C’était dans les années 60. La France pleurait la disparition de la « Môme Piaf ». Elle manquait désespérément d’une « chanteuse à voix ». Dans un télé crochet (sorte d’ancêtre sage des « Nouvelles Stars » d’aujourd’hui), elle découvre en noir et blanc ce petit bout de femme venu d’Avignon et lui déroule aussitôt le tapis rouge de l’affection. Devenue star, Mireille prête son visage au buste de Marianne, qui dans les Mairies de France représente la République. Comme elle est gentille, on a souvent ironisé sur sa naïveté.
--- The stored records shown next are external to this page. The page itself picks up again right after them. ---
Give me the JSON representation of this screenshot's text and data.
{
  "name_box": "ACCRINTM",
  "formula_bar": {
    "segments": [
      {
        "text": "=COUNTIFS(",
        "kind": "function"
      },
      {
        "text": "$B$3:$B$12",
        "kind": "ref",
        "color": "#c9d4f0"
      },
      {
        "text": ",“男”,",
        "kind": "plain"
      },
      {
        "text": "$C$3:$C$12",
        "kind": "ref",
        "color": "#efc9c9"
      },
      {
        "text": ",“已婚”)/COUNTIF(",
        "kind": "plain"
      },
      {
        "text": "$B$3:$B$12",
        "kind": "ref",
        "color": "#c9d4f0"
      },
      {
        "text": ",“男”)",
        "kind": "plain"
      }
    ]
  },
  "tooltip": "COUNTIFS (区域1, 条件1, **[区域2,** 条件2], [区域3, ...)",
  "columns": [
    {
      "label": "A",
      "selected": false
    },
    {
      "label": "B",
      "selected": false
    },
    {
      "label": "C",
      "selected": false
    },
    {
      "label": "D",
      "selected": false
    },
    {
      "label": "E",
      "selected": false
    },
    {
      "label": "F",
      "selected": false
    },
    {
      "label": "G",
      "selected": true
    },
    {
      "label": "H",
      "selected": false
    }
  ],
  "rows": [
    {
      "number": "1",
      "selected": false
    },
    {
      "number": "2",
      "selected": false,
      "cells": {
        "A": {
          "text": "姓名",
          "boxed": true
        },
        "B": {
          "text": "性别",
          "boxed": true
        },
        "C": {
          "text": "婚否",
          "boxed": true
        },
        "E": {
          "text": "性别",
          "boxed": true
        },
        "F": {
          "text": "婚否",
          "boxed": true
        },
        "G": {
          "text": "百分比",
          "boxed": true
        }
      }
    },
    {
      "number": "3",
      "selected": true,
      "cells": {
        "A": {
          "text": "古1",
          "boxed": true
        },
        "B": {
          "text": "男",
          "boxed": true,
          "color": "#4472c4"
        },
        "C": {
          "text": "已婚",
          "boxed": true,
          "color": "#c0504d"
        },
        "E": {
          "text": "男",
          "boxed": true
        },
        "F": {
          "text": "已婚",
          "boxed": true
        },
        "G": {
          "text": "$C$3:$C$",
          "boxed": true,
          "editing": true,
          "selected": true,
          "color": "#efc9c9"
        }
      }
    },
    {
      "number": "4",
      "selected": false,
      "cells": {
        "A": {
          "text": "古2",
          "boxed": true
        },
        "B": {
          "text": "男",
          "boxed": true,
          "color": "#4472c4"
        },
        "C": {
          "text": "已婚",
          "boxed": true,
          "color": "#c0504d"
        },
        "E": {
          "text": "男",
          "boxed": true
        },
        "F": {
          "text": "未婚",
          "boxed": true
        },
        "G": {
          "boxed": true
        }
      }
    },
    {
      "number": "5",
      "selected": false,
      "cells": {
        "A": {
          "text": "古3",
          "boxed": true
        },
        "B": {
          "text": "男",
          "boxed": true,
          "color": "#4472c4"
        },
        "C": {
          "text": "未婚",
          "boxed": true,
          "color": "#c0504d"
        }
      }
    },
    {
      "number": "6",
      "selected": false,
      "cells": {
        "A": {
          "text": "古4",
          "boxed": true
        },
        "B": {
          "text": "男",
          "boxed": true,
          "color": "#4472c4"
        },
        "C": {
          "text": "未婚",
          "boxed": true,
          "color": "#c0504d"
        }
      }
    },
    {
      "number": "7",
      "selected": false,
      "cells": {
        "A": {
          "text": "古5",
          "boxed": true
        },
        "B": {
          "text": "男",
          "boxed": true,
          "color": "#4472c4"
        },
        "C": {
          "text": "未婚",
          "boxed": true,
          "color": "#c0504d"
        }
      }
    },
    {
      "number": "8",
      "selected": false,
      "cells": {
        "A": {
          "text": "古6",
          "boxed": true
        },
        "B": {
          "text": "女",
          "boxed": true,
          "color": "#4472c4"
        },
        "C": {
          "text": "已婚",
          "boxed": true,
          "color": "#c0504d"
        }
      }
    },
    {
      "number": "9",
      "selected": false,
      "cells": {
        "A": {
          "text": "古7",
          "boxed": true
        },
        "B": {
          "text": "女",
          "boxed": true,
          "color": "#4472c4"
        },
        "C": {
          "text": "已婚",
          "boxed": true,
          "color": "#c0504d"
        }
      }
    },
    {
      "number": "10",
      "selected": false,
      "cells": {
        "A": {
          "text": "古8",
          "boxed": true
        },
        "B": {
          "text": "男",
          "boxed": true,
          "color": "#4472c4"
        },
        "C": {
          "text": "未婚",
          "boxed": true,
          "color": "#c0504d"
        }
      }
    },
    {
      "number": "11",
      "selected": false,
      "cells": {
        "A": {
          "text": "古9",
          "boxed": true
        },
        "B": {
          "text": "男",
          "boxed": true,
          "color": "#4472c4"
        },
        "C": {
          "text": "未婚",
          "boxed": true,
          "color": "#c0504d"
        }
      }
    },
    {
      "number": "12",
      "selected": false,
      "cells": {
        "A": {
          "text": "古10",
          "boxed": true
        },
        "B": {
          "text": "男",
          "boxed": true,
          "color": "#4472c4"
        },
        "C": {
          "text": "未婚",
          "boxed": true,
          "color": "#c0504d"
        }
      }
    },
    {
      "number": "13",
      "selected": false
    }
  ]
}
Inutile en vérité. Qu’on écoute ou pas ses chansons, elle apporte depuis cinquante ans du bonheur à des millions de fans, aux quatre coins du monde. Voilà qui suffit à remplir une vie.
Mireille Mathieu
Que l'on touche à la liberté Et Paris se met en colère Et Paris commence à gronder Et le lendemain, c'est la guerre. Paris se réveille Et il ouvre ses prisons Paris a la fièvre : Il la soigne…
En France la musique Yéyé, une bien pâle copie de tubes rock américains, accouche d’une ribambelle de chanteurs et chanteuses éphémères. Certains, comme Johnny Hallyday, sont cependant aux prémices d’une belle carrière, alors que les grandes personnalités de la chanson française arrivent à maturité, les Ferré, Brassens, Brel, Barbara, Ferrat, Gainsbourg, Aznavour et de nouveaux noms surgissent, tels Mireille Mathieu ou Claude Nougaro. Les musiques et danses du Brésil et d’Afrique commencent à devenir familières du grand public. Sciences et technologies font d’étonnants progrès : la greffe du cœur, la conquête spatiale et les ordinateurs toujours plus rapides. Enfin, la contraception est commercialisée en 1967 : les filles se sentent plus libres. Est-ce pour cette raison que la minijupe fait fureur ?
En 1966 sort « Paris brûle-t-il ? » le grand film de René Clément consacré à la Libération et conçu à la manière du non moins fameux « Le jour le plus long ». On y voit tous les héros impliqués dans l’Histoire, la 2ème DB du Maréchal Leclerc, Rol Tanguy et les FFI, le petit peuple de Paris et l’armée allemande en débâcle. Après cinq années d’occupation, d’humiliation, de collaborations, Paris se libère fièrement. C’est une chanson à la mesure de l’Histoire. Maurice Vidalin écrit une ode à Paris, la ville rebelle et orgueilleuse. Il magnifie en quelque sorte l’image qui depuis la Révolution française fait du peuple parisien, non sans raison, l’intransigeant et bouillonnant défenseur de la liberté.
Une phrase d’accordéon, un tempo de valse et des violons virevoltants pour une mélodie pleine d’allégresse, écrin parfait pour une voix claire et puissante, celle de Mireille Mathieu chanteuse extrêmement populaire dans la France des années 1965/85. Tous les ingrédients sont réunis pour une chanson en forme d’air d’opérette ou de comédie musicale célébrant le merveilleux avènement de la liberté. Paris est libéré, chante-t-on à tue-tête ! Elle ressemble à un hymne. L’accordéon semble venu des faubourgs pour se joindre à la majesté du grand orchestre et de ses violons. Maurice Jarre, père de Jean-Michel, est un des grands compositeurs de musiques de film d’Hollywood où il a conduit une somptueuse carrière.